More importantly against these numbers is a "status date" which I take to be the date when the numbers were obtained from Twitter. This date is NOT the date when the numbers for your input username are obtained. The numbers have been obtained some time in the past; they can be up to two years out of date. So for most purposes they are quite useless.

A couple of other small things about this app. Putting in a non-existent user gives a system error message; it doesn't say the username doesn't exist. Also, surprisingly, the Twitter account for FriendorFollow seems dormant at present.

Overall a very useful app but be careful about some of the detail in the numbers

Wednesday, 29 September 2010

How bad is your online experience?

As new technologies come along every day, we sometimes forget just how bad is the experience we still get from many an established web site.

Take my frustrations last Saturday when I wanted to make an online donation to a charity. I started from the home page of the company I use to make charity contributions, wanting to specify a charity and then log in to my account.

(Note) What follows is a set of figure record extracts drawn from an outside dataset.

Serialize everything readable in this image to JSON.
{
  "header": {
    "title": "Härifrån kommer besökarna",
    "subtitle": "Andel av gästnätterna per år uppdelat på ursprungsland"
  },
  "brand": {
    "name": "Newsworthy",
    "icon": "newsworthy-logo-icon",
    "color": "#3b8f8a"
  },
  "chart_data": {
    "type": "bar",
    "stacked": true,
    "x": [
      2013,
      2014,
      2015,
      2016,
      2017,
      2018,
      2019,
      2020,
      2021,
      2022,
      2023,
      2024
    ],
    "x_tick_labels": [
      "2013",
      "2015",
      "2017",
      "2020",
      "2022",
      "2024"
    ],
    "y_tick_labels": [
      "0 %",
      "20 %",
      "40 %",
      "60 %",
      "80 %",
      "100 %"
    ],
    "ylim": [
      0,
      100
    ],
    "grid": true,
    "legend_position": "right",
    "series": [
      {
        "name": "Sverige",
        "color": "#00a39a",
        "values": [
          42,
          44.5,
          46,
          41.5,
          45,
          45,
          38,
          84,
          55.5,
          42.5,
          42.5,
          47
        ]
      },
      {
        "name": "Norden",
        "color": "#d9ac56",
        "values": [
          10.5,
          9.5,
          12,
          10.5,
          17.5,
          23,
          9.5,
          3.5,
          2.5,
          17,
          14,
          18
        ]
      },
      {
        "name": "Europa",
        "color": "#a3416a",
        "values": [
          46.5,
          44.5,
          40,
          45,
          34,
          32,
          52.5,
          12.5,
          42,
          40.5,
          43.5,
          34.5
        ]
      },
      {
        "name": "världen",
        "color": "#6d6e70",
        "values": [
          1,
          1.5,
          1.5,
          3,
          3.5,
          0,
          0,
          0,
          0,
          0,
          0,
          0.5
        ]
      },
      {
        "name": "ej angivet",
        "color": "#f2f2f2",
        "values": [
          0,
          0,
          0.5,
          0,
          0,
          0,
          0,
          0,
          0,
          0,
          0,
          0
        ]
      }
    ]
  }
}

So I searched for the charity - a well known one, the Disasters Emergency Committee. It wasn't found, nor were any abbreviations for it. Today in talking to the charity company I found there is indeed an error in their search subsystem. But in small blue type on the home page were the words "Pakistan Flood Appeal". So I should have found those words by reading the home page? Not on your life. It's well established that people don't read web pages so much as scan them - see the interesting eye tracking pictures in this article by Jakob Nielsen:

http://www.useit.com/alertbox/banner-blindness.html

So twelve years after the idea of banner blindness was first raised it seems that many web designers aren't aware of it.

Then I tried to log in to my account. I got a "web server error" message. Obviously the server for the user accounts was down. It was back up again on Monday. I was told that the server is always available at the weekend. Yeh - right. Perhaps they hadn't thought about (or couldn't afford) hardware to ensure uninterrupted running.

My third Saturday morning problem was a curious one. I went directly to the charity and tried to make my donation by phone - an automated system. All went well until I was asked to give the 3 digit security code on the back of my card. I was making my donation from my charity account, for which they had issued a special card. I turned over the card. No security code! On Monday I checked with the charity company. Yes there had been a problem. When the charity had updated their automated donation system they had forgotten that the card for my charity company did not have a security code on the back. So talks were now underway to resolve the situation.

The lesson from these experiences? There are still many organisations that don't have useable websites.